The president’s announcements — timed to underscore the legacy of anti-Black sentiment that fueled the mob in Greenwood — will include efforts to direct more federal spending to small and minority-owned business, fair housing enhancements, and programs that are intended to repair the damage to neighborhoods divided by transportation projects.
Mr. Biden will not announce a plan to cancel student debt, which disproportionately affects Black students. The N.A.A.C.P. and other civil rights groups have criticized the administration for not taking that step, saying it is one of the biggest obstacles holding Black people back from sharing in the wealth of other Americans.
Mr. Biden will be the first president to visit Tulsa to commemorate the massacre. The survivors he will meet with — each between the ages of 101 and 107 — lived through the events of May 31 and June 1 in 1921, when angry whites descended on Greenwood, a prosperous part of Tulsa known as Black Wall Street, killing as many as 300 people and destroying more than 1,250 homes. The violent and searing episode was rarely mentioned in history books.
In addition to meeting with the aging survivors, the president will tour the Greenwood Cultural Center and deliver remarks commemorating the victims on the anniversary of the massacre.
The trip comes as the country struggles to confront police brutality toward Black people and other people of color following a year of Black Lives Matter protests around the country. The killing of George Floyd by a Minneapolis police officer, and other similar episodes, galvanized the country.
But the political response to the recent killings remains uncertain. Mr. Biden had vowed to secure passage of the George Floyd Justice in Policing Act by May 25, the first anniversary of Mr. Floyd’s death. The bill would ban the police’s use of chokeholds, impose restrictions on deadly force and make it easier to prosecute officers for wrongdoing.
He missed that deadline, but lawmakers in both parties have expressed optimism that they will be able to reach a compromise on the legislation in the weeks ahead.
But for the president, his speech and meetings with the survivors are also an opportunity to underscore again his push for racial equity and justice, which he has said are at the heart of his agenda at the White House.
“The attack on Black families and Black wealth in Greenwood persisted across generations,” Mr. Biden said on Sunday in a proclamation honoring the anniversary of the Tulsa massacre. “The federal government must reckon with and acknowledge the role that it has played in stripping wealth and opportunity from Black communities.”

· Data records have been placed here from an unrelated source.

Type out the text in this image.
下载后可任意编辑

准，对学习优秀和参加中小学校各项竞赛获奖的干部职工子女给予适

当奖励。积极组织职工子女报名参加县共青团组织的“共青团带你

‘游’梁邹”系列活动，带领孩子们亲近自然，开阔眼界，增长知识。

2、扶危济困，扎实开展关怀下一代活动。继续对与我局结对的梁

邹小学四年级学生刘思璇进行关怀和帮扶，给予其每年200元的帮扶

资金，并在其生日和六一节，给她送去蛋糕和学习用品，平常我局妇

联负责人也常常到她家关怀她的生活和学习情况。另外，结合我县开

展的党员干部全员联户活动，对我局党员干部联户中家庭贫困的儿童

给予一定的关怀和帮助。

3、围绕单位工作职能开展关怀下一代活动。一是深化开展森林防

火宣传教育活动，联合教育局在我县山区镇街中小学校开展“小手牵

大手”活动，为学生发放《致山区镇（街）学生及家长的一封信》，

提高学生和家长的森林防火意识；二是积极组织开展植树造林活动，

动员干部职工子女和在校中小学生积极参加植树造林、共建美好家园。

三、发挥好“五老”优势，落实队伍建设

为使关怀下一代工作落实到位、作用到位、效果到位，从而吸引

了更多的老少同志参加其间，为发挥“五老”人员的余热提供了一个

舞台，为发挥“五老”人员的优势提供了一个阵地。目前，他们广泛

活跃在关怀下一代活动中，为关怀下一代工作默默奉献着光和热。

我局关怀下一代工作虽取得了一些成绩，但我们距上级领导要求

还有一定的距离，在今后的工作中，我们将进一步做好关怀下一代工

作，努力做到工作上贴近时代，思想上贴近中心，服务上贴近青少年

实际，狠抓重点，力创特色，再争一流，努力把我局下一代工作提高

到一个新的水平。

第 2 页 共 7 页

Administration officials said Mr. Biden would not announce any steps specifically aimed at Greenwood and would not call for reparations for the descendants of the massacre 100 years ago. Officials said that, as with the broader issue of reparations for Black Americans, the president supports a study of the issue.
Despite investigations, no one was ever convicted of crimes related to the massacre. Mr. Biden has promised that his Justice Department will be a more active participant in helping to root out bias and bigotry in American police departments. The department has already begun “pattern or practice” investigations in Louisville, Ky., and Minneapolis, which are intended to examine excessive force, biased policing and other misconduct by officers.